Este comportamiento llegó a oídos del Obispo quien. enterado de ello, le obligó por obediencia a vestir un hábito pardo y un escapulario bendecidos por él, cambiándole el nombre por el de Juan de Dios. Así nació la nueva Orden de los Hermanos Hospitalarios, consagrada al cuidado de los enfermos y los locos.
San Juan de Dios fue un Santo extraordinario, comparable con San Francisco de Asís. Ninguno de los dos fue sacerdote. Fue beatificado por Urbano VIII el 21 de septiembre de 1630 y canonizado por Inocencio XII el 15 de julio de 1691.

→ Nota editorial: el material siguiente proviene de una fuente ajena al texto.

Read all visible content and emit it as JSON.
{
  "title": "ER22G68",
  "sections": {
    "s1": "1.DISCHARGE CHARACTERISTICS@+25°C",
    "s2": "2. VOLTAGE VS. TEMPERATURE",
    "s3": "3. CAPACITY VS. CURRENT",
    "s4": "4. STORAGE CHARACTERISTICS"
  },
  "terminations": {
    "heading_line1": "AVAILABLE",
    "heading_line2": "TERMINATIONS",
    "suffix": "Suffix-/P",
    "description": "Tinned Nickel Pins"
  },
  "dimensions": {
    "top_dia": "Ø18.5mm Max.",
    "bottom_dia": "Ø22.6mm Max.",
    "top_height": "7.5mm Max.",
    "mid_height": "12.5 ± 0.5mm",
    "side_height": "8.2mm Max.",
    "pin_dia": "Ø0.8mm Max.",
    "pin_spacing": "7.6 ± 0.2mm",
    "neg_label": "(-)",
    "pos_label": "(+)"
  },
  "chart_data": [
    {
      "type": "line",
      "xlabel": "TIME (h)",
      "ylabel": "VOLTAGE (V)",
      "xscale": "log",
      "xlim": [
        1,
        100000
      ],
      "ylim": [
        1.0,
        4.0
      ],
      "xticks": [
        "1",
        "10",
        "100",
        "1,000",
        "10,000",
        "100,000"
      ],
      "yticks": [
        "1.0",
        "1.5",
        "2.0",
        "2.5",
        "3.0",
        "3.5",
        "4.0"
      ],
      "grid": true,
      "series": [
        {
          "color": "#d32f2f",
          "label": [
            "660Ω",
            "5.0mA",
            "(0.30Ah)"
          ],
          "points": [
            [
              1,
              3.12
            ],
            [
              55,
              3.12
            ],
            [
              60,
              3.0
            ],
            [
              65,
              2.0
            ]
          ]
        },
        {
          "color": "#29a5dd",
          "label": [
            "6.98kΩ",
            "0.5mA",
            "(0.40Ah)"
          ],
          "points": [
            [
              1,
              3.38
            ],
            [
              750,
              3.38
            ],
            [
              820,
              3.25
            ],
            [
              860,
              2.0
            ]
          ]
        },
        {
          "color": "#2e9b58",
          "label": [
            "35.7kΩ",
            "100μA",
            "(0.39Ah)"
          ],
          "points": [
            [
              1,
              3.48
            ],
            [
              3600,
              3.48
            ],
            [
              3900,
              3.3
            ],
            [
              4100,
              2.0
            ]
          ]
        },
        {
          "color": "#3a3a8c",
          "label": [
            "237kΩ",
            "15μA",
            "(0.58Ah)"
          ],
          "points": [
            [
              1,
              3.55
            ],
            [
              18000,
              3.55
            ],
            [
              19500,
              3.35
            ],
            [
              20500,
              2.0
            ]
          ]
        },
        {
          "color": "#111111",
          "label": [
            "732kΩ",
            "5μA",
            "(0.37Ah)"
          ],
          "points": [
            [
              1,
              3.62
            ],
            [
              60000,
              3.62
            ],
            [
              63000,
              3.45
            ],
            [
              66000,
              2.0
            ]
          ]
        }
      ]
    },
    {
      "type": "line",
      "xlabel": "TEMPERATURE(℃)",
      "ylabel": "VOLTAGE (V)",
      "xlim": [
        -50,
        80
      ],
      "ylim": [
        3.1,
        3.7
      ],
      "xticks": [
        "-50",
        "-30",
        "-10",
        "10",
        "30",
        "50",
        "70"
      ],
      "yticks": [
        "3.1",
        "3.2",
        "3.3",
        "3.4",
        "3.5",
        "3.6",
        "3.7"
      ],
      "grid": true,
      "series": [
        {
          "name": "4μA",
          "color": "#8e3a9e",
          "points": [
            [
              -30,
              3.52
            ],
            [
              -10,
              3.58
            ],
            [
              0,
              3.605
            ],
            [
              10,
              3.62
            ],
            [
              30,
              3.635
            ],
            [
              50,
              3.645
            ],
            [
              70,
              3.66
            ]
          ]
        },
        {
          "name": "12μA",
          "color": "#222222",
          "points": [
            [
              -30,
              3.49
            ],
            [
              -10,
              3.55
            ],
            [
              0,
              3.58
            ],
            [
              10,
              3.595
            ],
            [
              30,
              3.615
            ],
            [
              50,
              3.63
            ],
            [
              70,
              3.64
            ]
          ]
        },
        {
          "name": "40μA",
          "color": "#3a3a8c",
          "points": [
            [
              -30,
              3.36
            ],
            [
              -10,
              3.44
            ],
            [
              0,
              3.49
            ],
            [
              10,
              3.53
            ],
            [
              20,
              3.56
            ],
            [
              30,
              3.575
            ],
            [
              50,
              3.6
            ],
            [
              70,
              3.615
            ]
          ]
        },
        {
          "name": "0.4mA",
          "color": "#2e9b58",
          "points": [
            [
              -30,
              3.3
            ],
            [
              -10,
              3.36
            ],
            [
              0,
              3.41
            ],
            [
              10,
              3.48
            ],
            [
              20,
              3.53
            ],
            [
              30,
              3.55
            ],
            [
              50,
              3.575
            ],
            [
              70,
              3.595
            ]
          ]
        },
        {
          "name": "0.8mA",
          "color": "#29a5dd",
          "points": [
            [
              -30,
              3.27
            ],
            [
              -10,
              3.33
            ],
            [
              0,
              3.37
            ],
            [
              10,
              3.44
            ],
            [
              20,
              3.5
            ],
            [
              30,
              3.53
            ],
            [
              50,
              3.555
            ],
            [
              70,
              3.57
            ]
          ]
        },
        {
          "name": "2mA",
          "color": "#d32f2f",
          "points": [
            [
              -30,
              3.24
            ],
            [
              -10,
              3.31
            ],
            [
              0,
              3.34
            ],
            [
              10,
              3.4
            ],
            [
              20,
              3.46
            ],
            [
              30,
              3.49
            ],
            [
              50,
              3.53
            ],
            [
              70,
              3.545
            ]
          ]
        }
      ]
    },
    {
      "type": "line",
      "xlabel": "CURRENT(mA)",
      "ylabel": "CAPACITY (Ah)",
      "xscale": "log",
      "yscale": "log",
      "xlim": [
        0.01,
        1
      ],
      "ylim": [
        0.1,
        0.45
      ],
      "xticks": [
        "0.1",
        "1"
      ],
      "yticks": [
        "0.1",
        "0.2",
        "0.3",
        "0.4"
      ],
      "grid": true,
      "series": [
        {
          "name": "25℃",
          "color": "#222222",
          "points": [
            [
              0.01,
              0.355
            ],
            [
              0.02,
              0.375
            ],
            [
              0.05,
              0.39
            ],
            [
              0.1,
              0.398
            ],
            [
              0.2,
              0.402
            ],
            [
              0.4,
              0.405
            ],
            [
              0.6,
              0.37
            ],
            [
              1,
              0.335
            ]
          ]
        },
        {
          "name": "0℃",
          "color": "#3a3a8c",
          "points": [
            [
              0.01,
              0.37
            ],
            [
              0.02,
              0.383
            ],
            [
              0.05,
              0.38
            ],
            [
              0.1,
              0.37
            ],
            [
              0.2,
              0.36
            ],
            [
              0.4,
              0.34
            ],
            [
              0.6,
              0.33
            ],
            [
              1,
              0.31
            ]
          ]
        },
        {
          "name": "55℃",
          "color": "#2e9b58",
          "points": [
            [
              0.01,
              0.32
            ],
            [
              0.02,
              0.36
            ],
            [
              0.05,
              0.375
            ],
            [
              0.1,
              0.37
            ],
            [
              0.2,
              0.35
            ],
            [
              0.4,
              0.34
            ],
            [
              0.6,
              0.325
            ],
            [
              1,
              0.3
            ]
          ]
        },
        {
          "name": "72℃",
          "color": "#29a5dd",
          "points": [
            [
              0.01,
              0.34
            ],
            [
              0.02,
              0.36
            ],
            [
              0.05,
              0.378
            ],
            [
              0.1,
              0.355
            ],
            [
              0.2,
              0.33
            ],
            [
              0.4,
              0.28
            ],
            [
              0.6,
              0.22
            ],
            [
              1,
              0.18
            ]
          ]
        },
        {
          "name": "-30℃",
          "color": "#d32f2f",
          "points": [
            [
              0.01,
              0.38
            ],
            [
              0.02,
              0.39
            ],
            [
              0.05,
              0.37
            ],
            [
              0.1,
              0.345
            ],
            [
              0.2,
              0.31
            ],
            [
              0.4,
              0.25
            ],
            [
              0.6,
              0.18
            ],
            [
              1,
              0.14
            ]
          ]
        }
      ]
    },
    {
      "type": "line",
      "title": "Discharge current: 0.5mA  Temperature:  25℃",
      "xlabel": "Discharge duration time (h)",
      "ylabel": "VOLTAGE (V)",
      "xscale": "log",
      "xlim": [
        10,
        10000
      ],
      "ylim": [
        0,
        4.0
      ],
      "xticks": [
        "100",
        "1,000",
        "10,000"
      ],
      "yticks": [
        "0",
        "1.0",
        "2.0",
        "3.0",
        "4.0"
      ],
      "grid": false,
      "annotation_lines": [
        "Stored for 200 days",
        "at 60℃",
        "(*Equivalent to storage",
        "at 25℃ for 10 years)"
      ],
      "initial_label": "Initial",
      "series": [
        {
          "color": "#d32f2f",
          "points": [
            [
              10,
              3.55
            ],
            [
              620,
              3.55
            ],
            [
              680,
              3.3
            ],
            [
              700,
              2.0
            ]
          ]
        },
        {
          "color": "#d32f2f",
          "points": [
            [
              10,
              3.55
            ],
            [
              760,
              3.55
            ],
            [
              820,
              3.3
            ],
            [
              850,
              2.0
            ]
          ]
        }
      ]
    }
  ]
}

Reflexión desde el contexto actual:
No hace falta ensalzar la gran obra humanitaria y benefactora de S. Juan de Dios, reconocida universalmente y raro es quien no tiene noticia de ella. La Orden Hospitalaria por él fundada es uno de esos monumentos erigido en favor de los pobres y de los enfermos, del que todo el mundo se siente agradecido. No es casualidad que a este hombre se le apellidara “De Dios”, porque de no haber sido Juan un hombre de Dios difícilmente hubiera podido llevar a feliz término obra tan encomiable, que en la actualidad goza de buena salud, presente en los cinco continentes con más de 20 millones de beneficiarios y que recientemente en el año 2015 fue galardonada con el Premio Princesa de Asturias de la Concordia.